Cursing: Not on TV, you don’t
Last week the Supreme Court upheld the right of the FCC to fine TV networks that inadvertently broadcast so-called fleeting expletives.
This is “pure !@#*&$%!,” said the Las Vegas Review Journal in an editorial. In a 5–4 ruling, the Supreme Court last week upheld the right of the Federal Communications Commission to fine TV networks that inadvertently broadcast so-called fleeting expletives. For years, the FCC ignored the occasional blurted-out F- or S-word on live television, but decided to get tough during the conservative Bush administration, after a mini-epidemic of celebrities cursing at live awards ceremonies. Never mind that the quivering flower of the nation’s youth is deluged these days with constant profanity through the Internet, hip-hop, cable TV, and satellite radio, said the Chicago Tribune. To the “word nannies” at the FCC, and their conservative allies on the court, that’s all the more reason to punish the handful of media outlets they still regulate, with what is the legal “equivalent of washing mouths out with soap.”
Some mouths need washing out, said Mona Charen in National Review Online.
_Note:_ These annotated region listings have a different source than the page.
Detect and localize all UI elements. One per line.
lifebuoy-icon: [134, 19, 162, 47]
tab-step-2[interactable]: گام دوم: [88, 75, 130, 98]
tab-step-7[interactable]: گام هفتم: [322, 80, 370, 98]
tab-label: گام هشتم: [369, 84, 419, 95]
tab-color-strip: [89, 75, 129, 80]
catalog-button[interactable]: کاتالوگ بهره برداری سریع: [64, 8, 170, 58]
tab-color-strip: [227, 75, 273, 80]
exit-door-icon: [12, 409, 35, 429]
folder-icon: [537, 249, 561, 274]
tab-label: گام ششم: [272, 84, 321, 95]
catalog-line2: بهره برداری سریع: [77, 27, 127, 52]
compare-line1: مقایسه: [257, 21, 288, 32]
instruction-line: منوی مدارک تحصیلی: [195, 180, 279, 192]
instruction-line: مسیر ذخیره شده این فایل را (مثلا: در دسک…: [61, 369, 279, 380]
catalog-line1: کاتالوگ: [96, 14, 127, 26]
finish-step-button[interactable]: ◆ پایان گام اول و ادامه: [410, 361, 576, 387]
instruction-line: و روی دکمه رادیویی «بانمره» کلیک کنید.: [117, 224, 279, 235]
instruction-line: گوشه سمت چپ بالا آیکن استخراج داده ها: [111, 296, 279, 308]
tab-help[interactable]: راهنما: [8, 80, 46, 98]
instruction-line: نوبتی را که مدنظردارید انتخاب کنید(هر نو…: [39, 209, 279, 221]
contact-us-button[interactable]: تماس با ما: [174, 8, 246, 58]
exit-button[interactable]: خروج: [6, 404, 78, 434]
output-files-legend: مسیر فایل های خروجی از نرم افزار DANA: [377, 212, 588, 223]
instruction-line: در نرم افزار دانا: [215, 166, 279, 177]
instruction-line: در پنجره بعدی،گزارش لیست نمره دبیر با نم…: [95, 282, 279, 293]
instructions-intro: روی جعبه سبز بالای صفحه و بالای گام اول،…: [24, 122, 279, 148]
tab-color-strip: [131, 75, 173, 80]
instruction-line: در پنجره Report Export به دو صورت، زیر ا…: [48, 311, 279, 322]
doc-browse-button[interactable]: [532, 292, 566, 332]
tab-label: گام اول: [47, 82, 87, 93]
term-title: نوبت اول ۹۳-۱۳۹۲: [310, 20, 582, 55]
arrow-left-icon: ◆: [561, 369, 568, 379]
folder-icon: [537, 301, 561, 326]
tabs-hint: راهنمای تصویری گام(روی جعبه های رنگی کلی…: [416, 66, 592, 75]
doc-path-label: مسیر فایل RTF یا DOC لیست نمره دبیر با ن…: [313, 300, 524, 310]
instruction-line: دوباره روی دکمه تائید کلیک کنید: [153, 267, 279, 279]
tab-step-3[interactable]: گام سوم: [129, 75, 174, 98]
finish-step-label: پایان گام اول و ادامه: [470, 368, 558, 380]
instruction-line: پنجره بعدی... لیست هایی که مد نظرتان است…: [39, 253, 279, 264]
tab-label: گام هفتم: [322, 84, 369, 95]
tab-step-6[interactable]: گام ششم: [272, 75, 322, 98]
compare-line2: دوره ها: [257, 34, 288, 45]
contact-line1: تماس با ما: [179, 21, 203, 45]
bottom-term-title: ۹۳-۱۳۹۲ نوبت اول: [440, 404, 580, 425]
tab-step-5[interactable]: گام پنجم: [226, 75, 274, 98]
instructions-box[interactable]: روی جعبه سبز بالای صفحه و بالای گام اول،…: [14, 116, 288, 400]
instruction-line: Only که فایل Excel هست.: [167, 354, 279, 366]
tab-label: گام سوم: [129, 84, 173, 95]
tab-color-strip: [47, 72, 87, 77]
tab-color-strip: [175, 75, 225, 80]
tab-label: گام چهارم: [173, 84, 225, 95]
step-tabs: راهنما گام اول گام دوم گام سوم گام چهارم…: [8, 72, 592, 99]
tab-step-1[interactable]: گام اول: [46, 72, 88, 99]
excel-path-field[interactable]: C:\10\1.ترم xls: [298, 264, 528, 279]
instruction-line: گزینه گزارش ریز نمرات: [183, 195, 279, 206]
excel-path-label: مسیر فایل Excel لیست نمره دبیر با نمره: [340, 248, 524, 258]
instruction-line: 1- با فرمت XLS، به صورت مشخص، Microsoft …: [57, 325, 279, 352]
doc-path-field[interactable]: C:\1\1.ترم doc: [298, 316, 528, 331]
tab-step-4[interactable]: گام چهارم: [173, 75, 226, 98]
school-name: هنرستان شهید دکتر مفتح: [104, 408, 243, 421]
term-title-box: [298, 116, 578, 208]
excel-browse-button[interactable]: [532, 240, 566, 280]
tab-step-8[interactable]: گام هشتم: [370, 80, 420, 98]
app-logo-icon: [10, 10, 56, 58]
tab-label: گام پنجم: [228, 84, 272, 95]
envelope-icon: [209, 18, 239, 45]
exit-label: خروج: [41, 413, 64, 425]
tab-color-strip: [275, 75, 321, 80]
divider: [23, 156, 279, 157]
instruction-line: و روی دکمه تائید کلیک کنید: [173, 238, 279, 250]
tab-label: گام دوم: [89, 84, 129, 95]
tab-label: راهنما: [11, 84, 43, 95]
Liberals, as we know, “are always on the ramparts attempting to kneecap traditions and standards,” and they’ve succeeded in steeping our culture in a foul stew of cusswords. Lawyers for Fox Television had tried to argue that profanities aren’t really obscene when—as in Bono’s “really f---ing brilliant”—they’re used as simple intensifiers rather than to evoke specific sexual or bodily functions, but the court saw through this linguistic gobbledygook. If anything’s absurd, said Dana Kelley in the Arkansas Democrat-Gazette, it’s that we needed the nation’s highest court to explain to those in charge of the public airwaves the simple principle that “cussing ain’t allowed on radio or TV.”
Where in the Constitution does it say that? said Steve Chapman in the Chicago Tribune. The First Amendment explicitly says that “Congress shall make no law … abridging the freedom of speech.” In a play, or a book, or at your corner bar, the government can’t forbid the F-word. So by what leap of logic can the FCC ban it on radio and TV? The FCC’s censorship power was granted decades ago by a misguided Supreme Court acting in the belief “that the airwaves were a scarce commodity requiring government rules on content.” This was a “dubious” exception to the First Amendment even at the time, but in the age of 500 channels, it’s positively ludicrous. Welcome to 21st-century America, where “words that may be used on Channel 31 are illegal on Channel 32.”